"He has just shewed you, Miss Rose," said Winthrop; — "in getting the highest huckleberry bush. It don't make him happy — only he had rather have that than another."
"Let us have your sense of the matter, then," said his brother.
"But Mr. Herder," said Elizabeth, "why do you want to find out truth? — what is it for?"
"For science — for knowledge; — that is what will do goot to the world and make ozer happy. It is not to live like a man to live for himself."
"Then what should one live for," said Elizabeth a little impatiently, — "if it isn't to be happy?"
"I would rather not live at all," said Rose, her pretty lips black with huckleberries, which indeed was the case with the whole party.

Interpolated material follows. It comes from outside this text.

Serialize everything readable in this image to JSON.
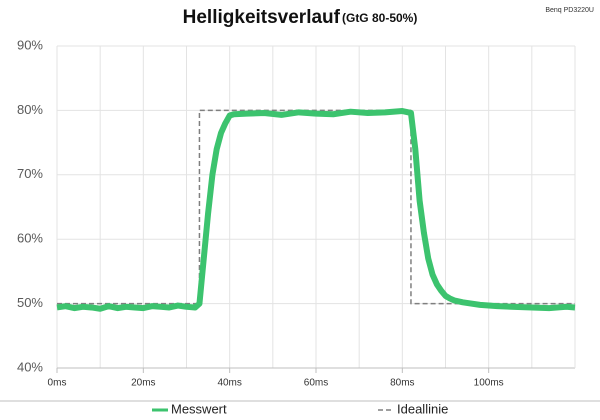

"You yourself, Mr. Herder, that is your happiness — to find out truth, as you say — to advance science and learning and do good to other people; you find your own pleasure in it."
"Yes, Mr. Herder," chimed in Rose, — "don't you love flowers and stones and birds and fishes, and beetles, and animals — don't you love them as much as we do dogs and horses? — don't you love that little black monkey you shewed us the other day?"
"No, Miss Rose," said the naturalist, — "no, I do not love them — I do not care for them; — I love what is back of those things; dat is what I want."
"And that is your pleasure, Mr. Herder?"